Die CDU beabsichtigt die politische Zusammenarbeit mit den Grünen. Beide Parteien haben offenbar gegenwärtig in wichtigen Einzelfragen unterschiedliche Auffassungen. Auch der Wahlkampf war heftig. Schließlich gehörten die Grünen der bisherigen Ampel an, zu der die CDU in Opposition stand. Beide Parteien wollen erfolgreich zum Wohle der Stadt Düsseldorf zusammenarbeiten. Wir dürfen gespannt sein, ob und wie den beiden Parteien die ins Auge gefasste Zusammenarbeit gelingt.
Schwarz-Grün ist etwas ganz Neues für Düsseldorf. Doch ich bin sehr zuversichtlich, dass beide Fraktionen gut zusammenarbeiten werden. Die Mitgliederversammlung von Bündnis 90/Die Grünen hat sich mit einer klaren Mehrheit für die Aufnahme von Kooperationsgesprächen mit der CDU ausgesprochen.

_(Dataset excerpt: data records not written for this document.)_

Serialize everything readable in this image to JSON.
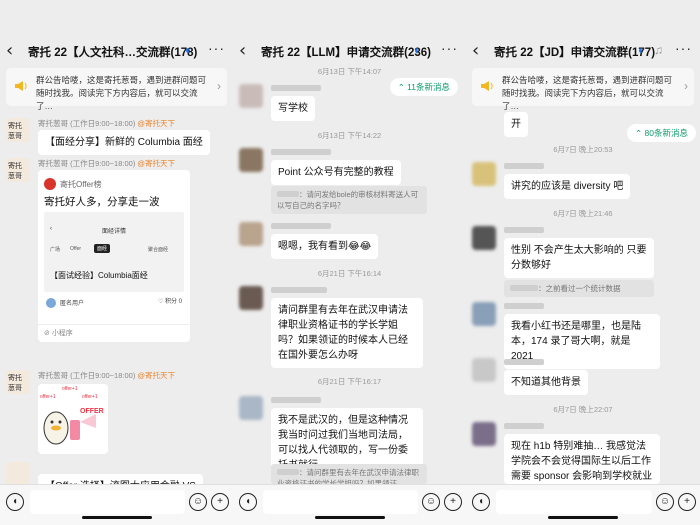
{
  "colors": {
    "bg": "#ededed",
    "accent_green": "#0c9a6a",
    "tag_orange": "#e8842c",
    "notice_icon": "#f1b81f"
  },
  "panel1": {
    "title": "寄托 22【人文社科…交流群(178)",
    "notice": "群公告哈喽，这是寄托葱哥，遇到进群问题可随时找我。阅读完下方内容后，就可以交流了…",
    "sender1": "寄托葱哥 (工作日9:00~18:00)",
    "sender_tag": "@寄托天下",
    "msg1": "【面经分享】新鲜的 Columbia 面经",
    "card": {
      "brand": "寄托Offer榜",
      "headline": "寄托好人多，分享走一波",
      "mini_title": "面经详情",
      "mini_tabs": [
        "广场",
        "Offer",
        "面经",
        "聚合面经"
      ],
      "article": "【面试经验】Columbia面经",
      "user": "匿名用户",
      "points": "积分 0",
      "footer": "小程序"
    },
    "sticker_text": [
      "offer+1",
      "offer+1",
      "offer+1",
      "OFFER"
    ],
    "msg_last": "【Offer 选择】流图大应用金融 VS"
  },
  "panel2": {
    "title": "寄托 22【LLM】申请交流群(236)",
    "new_count": "11条新消息",
    "t1": "6月13日 下午14:07",
    "m1": "写学校",
    "t2": "6月13日 下午14:22",
    "m2": "Point 公众号有完整的教程",
    "q2": "：请问发给bole的审核材料寄送人可以写自己的名字吗？",
    "m3": "嗯嗯，我有看到😂😂",
    "t3": "6月21日 下午16:14",
    "m4": "请问群里有去年在武汉申请法律职业资格证书的学长学姐吗？如果领证的时候本人已经在国外要怎么办呀",
    "t4": "6月21日 下午16:17",
    "m5": "我不是武汉的，但是这种情况我当时问过我们当地司法局，可以找人代领取的，写一份委托书就行",
    "q5": "：请问群里有去年在武汉申请法律职业资格证书的学长学姐吗？如果领证…"
  },
  "panel3": {
    "title": "寄托 22【JD】申请交流群(177)",
    "notice": "群公告哈喽，这是寄托葱哥，遇到进群问题可随时找我。阅读完下方内容后，就可以交流了…",
    "new_count": "80条新消息",
    "m0": "开",
    "t1": "6月7日 晚上20:53",
    "m1": "讲究的应该是 diversity 吧",
    "t2": "6月7日 晚上21:46",
    "m2": "性别 不会产生太大影响的 只要分数够好",
    "q2": "：之前看过一个统计数据",
    "m3": "我看小红书还是哪里，也是陆本，174 录了哥大啊，就是 2021",
    "m4": "不知道其他背景",
    "t3": "6月7日 晚上22:07",
    "m5": "现在 h1b 特别难抽… 我感觉法学院会不会觉得国际生以后工作需要 sponsor 会影响到学校就业报告"
  }
}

Das ist ein vielversprechender Auftakt gewesen: Diesen Weg werden wir nun weiter gehen und dabei die inhaltlichen Schnittmengen beider Parteien noch stärker in den Fokus rücken.
Wie man hört, haben Sie sich bisher Mittwoch und Sonntag für die Familie freigehalten. Es wird für Sie nicht einfach sein, das durchzuhalten. Für die Tätigkeit als Bürgermeister unserer Heimatstadt begleiten Sie jedenfalls unsere guten Wünsche.

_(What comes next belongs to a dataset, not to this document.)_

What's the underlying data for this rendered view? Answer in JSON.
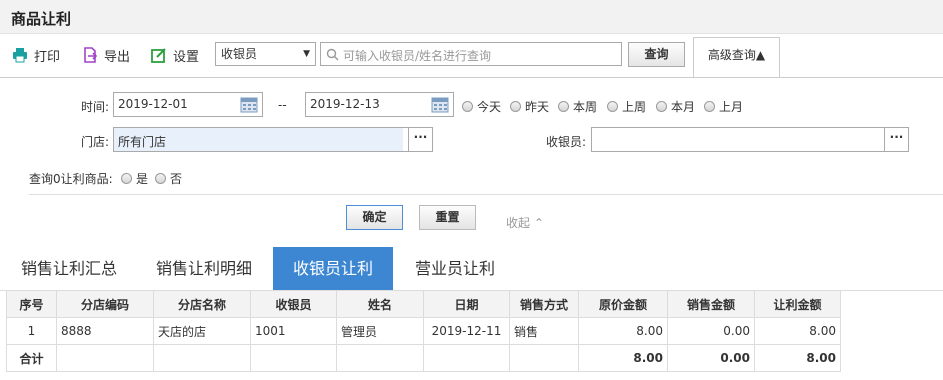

Die Familie wird in meinem Leben immer das Wichtigste sein. Im Büro Bürgermeister gibt es nun ein Team, das meine Termine geschickt plant. Deshalb bin ich optimistisch, dass ich auch in Zukunft genug Zeit für meine Frau Nicole und die Kinder haben werde. Für Ihre guten Wünsche danke ich Ihnen ganz herzlich.
Kurzvita
Josef Hinkel wurde 1959 in Düsseldorf geboren. Gesellenjahre in München, Garmisch-Partenkirchen, Rendsburg, Düsseldorf, Meisterprüfung in Hannover. Übernahme der Bäckerei Hinkel, Düsseldorf, gegründet 1891 von seinem Urgroßvater. Seit 1991 Betriebswirt des Handwerks. Hinkel beschäftigt rund 100 Mitarbeiter, wurde mehrfach ausgezeichnet: BGF Gesundheitspreis, Unternehmerpreis Stadtsparkasse Düsseldorf. 2008 war er Prinz Karneval, 2010 Vizepräsident und von 2011 bis 2015 Präsident des CC Comitee Düsseldorf Carneval, seit 2017 Vorsitzender Förderverein Düsseldorfer Karneval. 2018 Bundesverdienstorden für soziales Engagement. Seit 2014 Botschafter Kinderhospiz Regenbogenland. Stellv. Vorsitzender Altstadt Gemeinschaft. Seit November 2020 Erster Bürgermeister der Landeshauptstadt Düsseldorf. Josef Hinkel lebt in Düsseldorf, ist verheiratet und Vater von fünf Kindern. In seiner Freizeit fährt er Rad, liebt das Wandern und läuft Ski.